Annie F. Wood monument

A good example of the romantic style of the middle 1800s, which—as we can see here—lasted into the 1870s. These monuments were usually in marble or limestone, which erodes far too quickly in our climate—although it is often beautifully picturesque in its eroded state. This is Father Pitt’s best attempt at reading the inscription:

ANNIE F. WOOD,
WIFE OF
ROBERT J. GRIER
DIED MARCH 8, 1873
IN THE 32 YEAR OF HER
AGE.

We are fairly certain of the name “Annie F. Wood,” but almost all the other readings are subject to amendment.
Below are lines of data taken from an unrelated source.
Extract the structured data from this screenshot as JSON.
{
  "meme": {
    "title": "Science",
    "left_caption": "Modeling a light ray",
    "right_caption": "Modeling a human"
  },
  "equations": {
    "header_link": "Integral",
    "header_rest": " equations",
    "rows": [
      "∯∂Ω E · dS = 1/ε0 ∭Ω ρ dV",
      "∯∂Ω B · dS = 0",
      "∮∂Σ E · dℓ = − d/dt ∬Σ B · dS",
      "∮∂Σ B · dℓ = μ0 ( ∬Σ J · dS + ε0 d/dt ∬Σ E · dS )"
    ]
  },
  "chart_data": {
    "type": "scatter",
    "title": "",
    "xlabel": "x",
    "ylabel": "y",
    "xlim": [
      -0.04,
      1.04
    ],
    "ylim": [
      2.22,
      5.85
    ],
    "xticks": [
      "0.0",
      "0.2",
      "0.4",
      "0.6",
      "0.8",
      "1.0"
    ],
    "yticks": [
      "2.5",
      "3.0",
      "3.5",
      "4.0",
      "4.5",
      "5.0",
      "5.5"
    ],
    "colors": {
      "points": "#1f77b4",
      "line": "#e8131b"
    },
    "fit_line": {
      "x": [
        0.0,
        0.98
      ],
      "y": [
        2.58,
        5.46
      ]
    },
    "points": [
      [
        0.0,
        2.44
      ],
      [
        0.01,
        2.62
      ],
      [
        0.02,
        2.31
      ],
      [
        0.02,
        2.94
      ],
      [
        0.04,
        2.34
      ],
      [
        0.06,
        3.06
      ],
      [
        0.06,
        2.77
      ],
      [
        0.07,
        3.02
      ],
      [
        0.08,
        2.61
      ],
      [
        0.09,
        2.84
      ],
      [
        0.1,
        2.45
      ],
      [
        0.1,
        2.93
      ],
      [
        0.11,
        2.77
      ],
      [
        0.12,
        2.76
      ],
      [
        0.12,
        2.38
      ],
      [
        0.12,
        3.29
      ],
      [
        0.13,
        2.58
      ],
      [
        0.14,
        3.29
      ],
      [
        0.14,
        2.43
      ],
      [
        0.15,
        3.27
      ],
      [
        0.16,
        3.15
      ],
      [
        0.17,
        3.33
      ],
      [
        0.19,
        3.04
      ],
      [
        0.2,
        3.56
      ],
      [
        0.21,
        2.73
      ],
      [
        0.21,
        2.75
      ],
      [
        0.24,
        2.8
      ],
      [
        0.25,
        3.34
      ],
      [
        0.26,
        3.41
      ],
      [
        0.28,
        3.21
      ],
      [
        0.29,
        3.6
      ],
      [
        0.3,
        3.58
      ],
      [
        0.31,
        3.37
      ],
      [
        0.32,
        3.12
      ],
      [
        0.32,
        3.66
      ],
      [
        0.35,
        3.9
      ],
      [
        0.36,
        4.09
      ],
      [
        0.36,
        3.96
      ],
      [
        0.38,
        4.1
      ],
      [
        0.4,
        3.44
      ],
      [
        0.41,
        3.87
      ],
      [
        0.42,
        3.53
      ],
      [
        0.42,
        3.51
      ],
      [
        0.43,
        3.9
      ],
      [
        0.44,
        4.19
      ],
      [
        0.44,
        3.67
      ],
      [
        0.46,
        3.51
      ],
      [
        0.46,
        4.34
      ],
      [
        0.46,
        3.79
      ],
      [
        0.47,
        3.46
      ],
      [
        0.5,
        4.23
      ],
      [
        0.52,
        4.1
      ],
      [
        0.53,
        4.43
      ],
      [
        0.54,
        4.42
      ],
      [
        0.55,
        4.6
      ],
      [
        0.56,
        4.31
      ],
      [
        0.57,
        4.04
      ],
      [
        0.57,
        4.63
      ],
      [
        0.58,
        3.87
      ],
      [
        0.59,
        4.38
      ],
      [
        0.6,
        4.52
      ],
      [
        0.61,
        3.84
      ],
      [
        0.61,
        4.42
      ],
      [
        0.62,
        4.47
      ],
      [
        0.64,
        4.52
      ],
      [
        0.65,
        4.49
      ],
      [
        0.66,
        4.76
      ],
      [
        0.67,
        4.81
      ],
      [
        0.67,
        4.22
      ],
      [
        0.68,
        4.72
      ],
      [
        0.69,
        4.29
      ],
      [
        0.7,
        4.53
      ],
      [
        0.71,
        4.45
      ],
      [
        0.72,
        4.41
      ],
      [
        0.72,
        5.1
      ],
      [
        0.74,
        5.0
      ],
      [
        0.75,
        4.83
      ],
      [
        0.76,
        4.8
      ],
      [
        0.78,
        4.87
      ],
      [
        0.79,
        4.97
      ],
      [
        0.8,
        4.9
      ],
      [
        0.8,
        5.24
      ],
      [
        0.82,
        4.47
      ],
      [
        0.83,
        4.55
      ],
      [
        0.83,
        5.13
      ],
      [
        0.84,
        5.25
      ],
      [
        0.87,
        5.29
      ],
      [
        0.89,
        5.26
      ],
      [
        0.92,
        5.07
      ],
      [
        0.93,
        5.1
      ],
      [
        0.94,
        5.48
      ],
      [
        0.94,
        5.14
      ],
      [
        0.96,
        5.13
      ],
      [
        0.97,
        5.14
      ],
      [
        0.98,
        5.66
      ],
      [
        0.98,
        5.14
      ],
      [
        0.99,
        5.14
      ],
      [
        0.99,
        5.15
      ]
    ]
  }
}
There was also an epitaph in a kind of cartouche below the inscription, but it seems hopeless to try to interpret it now.

Inscription

Robert Carson mausoleum

A simplified Doric mausoleum without entablature or any of the usual fiddly bits. It dates from 1885, but one could be forgiven for supposing it a twentieth-century modernist’s interpretation of classical style.

Sutton monument

This glorious creation is what happens when monument makers design monuments the way illustrators imagine them: a very romantic interpretation of classical forms, including stylized Ionic capitals, swags, a shrouded urn, and classical foliage. Unfortunately the inscriptions have eroded into illegibility, but in certain lights some of the burial dates seem to be from the 1860s.

The variation in colors is mostly the result of using two different cameras.